Может быть, они ждали, что он начнет возражать, кричать, что это – ошибка, что он ни в чем не виноват. Но отец ничего не сказал, только кивнул в ответ на эти слова.
– Могу я попрощаться с сыном?
– Можете. Только быстро.
Отец подошел к печи, на которой он спал, и тихо позвал:
– Сынок!
Он давно уже бодрствовал, прислушиваясь к разговору, поэтому быстро спустился и встал перед ним. Отец обнял его и поцеловал в лоб.

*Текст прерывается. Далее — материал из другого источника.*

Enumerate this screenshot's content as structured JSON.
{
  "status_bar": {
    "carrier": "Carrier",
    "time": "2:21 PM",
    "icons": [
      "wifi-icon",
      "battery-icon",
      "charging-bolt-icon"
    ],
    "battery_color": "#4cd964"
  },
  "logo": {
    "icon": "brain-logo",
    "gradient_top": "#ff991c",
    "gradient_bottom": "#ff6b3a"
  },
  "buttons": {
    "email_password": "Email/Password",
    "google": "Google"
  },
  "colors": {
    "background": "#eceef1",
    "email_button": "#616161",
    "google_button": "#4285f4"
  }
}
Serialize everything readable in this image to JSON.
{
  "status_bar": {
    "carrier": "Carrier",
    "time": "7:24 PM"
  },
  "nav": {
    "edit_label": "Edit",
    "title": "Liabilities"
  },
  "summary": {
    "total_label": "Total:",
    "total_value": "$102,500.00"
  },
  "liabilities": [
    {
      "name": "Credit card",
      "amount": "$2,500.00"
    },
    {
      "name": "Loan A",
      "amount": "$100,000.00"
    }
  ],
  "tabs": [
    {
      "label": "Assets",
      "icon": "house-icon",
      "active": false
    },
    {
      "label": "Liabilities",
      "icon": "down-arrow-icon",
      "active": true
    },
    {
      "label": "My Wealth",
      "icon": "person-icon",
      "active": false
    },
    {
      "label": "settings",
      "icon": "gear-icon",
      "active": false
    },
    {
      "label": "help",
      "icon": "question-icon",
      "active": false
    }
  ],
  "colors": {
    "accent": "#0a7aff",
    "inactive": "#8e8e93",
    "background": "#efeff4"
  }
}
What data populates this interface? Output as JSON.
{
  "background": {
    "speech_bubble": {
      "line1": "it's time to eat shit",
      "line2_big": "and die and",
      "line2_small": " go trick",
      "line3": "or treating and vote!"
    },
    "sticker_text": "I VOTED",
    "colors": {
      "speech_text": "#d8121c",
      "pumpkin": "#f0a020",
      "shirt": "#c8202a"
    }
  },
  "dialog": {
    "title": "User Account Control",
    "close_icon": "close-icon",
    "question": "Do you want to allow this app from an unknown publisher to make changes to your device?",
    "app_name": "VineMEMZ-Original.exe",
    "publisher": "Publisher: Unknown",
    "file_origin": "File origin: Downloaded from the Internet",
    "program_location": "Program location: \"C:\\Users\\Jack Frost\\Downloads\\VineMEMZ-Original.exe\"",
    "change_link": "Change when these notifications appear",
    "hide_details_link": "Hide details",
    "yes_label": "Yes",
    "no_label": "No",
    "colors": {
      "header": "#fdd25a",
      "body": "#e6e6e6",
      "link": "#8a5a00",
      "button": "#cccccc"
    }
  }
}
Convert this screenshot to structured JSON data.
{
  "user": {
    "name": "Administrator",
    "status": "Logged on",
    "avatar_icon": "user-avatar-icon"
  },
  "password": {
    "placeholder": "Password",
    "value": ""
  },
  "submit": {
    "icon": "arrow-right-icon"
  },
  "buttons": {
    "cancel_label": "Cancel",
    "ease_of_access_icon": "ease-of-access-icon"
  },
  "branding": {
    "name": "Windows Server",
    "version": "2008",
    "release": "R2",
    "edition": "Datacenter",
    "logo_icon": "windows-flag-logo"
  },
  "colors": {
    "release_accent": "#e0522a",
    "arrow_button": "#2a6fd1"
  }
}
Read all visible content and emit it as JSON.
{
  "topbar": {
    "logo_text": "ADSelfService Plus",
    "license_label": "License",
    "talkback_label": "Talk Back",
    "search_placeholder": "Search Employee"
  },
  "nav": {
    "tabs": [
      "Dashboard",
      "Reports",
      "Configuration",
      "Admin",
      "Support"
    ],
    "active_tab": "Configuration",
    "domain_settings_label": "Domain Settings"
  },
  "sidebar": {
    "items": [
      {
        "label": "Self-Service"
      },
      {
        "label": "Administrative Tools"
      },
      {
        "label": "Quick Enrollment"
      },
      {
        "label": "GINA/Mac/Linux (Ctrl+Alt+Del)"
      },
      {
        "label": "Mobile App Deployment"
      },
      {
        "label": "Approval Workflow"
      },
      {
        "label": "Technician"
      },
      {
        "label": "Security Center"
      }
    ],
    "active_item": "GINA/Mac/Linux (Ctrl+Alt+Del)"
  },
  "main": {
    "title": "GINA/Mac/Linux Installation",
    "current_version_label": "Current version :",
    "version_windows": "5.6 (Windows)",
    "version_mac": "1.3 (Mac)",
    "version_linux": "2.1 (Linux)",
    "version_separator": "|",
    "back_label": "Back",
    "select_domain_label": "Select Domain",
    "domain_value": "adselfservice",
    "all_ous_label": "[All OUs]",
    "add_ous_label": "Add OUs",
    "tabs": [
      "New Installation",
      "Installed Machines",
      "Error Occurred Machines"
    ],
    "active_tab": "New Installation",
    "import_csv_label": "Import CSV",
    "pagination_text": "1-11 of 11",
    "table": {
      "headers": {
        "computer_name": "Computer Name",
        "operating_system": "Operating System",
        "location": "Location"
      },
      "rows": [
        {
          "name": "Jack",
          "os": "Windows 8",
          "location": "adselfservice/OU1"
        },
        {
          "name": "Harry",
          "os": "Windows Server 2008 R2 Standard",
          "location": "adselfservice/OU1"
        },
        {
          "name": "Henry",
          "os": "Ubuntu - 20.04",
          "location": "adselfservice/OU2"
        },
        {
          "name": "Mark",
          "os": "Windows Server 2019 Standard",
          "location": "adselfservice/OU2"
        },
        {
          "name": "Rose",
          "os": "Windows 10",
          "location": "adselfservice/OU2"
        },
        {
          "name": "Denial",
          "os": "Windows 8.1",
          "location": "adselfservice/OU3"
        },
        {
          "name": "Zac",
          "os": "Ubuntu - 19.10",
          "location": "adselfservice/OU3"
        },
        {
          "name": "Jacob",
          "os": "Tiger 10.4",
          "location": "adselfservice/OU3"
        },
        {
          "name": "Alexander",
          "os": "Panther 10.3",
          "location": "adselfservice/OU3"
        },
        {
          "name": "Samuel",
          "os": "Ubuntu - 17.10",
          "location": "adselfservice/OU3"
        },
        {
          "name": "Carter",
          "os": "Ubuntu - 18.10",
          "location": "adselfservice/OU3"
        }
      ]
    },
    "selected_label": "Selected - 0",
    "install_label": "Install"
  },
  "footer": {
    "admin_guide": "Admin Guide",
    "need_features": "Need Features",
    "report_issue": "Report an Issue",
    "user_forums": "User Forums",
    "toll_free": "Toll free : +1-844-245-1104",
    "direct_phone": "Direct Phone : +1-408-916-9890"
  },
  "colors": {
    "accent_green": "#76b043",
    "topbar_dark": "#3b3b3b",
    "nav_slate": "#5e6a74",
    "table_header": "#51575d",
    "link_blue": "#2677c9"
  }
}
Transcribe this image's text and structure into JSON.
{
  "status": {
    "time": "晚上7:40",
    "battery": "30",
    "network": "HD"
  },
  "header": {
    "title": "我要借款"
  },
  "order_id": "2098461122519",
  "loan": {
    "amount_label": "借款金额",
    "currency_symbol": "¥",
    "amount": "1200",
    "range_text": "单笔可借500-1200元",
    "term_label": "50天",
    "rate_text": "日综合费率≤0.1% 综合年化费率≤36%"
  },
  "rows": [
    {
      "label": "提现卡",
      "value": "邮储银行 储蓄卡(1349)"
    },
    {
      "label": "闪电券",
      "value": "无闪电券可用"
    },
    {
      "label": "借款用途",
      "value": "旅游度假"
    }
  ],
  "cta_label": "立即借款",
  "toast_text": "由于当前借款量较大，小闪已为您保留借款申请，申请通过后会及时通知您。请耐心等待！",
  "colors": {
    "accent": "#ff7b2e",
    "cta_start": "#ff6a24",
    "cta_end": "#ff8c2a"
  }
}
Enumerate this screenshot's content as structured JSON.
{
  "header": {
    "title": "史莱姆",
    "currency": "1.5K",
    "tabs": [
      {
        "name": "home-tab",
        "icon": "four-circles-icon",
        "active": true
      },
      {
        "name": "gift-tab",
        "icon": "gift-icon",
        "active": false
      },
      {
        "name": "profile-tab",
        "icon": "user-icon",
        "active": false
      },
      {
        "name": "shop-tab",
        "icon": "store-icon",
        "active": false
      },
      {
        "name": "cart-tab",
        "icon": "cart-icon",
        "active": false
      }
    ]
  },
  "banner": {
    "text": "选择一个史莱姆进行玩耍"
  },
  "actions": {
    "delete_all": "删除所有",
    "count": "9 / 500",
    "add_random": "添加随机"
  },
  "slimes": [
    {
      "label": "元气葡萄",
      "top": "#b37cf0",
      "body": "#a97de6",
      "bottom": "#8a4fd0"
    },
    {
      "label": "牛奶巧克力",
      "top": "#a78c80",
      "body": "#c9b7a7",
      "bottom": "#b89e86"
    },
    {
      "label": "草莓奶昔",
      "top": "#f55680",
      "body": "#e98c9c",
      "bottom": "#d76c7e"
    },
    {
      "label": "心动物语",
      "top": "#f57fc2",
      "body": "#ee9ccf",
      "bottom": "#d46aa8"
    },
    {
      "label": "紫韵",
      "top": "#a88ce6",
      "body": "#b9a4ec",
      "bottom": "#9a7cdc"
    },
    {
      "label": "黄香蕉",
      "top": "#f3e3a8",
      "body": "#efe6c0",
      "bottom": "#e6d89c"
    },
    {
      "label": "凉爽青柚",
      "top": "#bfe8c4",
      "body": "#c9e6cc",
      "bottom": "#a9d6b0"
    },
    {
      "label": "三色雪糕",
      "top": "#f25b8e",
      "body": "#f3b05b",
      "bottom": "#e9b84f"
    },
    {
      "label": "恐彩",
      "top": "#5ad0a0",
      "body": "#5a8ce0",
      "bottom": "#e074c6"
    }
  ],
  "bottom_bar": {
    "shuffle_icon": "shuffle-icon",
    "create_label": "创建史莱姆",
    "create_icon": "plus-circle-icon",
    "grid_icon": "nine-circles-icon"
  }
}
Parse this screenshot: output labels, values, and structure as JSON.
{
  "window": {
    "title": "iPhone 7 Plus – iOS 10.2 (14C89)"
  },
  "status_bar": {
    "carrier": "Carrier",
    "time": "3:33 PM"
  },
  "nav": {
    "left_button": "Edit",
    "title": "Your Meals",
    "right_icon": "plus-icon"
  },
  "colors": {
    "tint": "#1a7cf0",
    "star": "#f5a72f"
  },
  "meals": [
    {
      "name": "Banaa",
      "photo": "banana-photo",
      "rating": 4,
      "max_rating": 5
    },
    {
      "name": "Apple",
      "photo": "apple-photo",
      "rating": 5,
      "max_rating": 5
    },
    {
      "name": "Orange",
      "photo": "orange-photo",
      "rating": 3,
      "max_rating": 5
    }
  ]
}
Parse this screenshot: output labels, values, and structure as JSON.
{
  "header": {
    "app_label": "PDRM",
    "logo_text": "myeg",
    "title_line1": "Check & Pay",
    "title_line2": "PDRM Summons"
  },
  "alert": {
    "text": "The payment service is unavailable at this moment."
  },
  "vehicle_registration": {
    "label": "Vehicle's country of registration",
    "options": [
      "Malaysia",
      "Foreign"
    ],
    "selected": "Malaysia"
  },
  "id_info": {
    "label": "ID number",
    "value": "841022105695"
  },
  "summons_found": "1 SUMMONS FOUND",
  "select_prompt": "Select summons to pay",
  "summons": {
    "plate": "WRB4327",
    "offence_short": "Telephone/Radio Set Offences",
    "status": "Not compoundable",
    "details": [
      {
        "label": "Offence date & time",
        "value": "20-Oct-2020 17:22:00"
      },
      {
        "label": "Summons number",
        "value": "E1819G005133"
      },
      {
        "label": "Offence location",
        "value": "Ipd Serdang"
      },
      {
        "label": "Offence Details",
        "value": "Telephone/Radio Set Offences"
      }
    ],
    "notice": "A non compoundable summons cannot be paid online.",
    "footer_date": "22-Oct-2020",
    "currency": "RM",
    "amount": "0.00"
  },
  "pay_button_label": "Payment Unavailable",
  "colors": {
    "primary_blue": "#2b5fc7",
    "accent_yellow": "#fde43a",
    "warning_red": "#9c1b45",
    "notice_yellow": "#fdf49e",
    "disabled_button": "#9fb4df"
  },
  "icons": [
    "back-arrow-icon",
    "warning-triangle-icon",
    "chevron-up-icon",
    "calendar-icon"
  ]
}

– Васька, я ухожу. Наверное, навсегда…
– Что случилось, батя?
– Случилось страшное. Меня обвиняют в антисоветской деятельности. Но, сынок, хочу, чтобы ты знал… Я никогда не был врагом Советской власти и не делал ничего против нее! То, что сейчас происходит, – поклеп на твоего отца!
– Тебе нечего бояться, батя! Они отпустят тебя, когда разберутся…
Отец покачал головой.
– Я слишком хорошо знаю, что будет дальше. Послушай меня, сынок… Тебе придется очень трудно одному, но, что бы ни случилось, всегда оставайся человеком. Слышишь?
– Ну хватит, пошли! – прикрикнул на него один из приехавших и схватил его за рукав.
Только сейчас он понял, что отца забирают туда, откуда, возможно, он никогда не вернется.
– Батя! – закричал он и прижался к нему всем телом.
Один из незваных гостей попытался оторвать его от отца, но он крепко держался за него обеими руками. С трудом мужчине удалось их разомкнуть и отшвырнуть его в сторону, как котенка. Он ударился головой о печку и потерял сознание. Последним, что он услышал, прежде чем на сознание опустилась тьма, был сильный грохот, будто на пол упало что-то тяжелое…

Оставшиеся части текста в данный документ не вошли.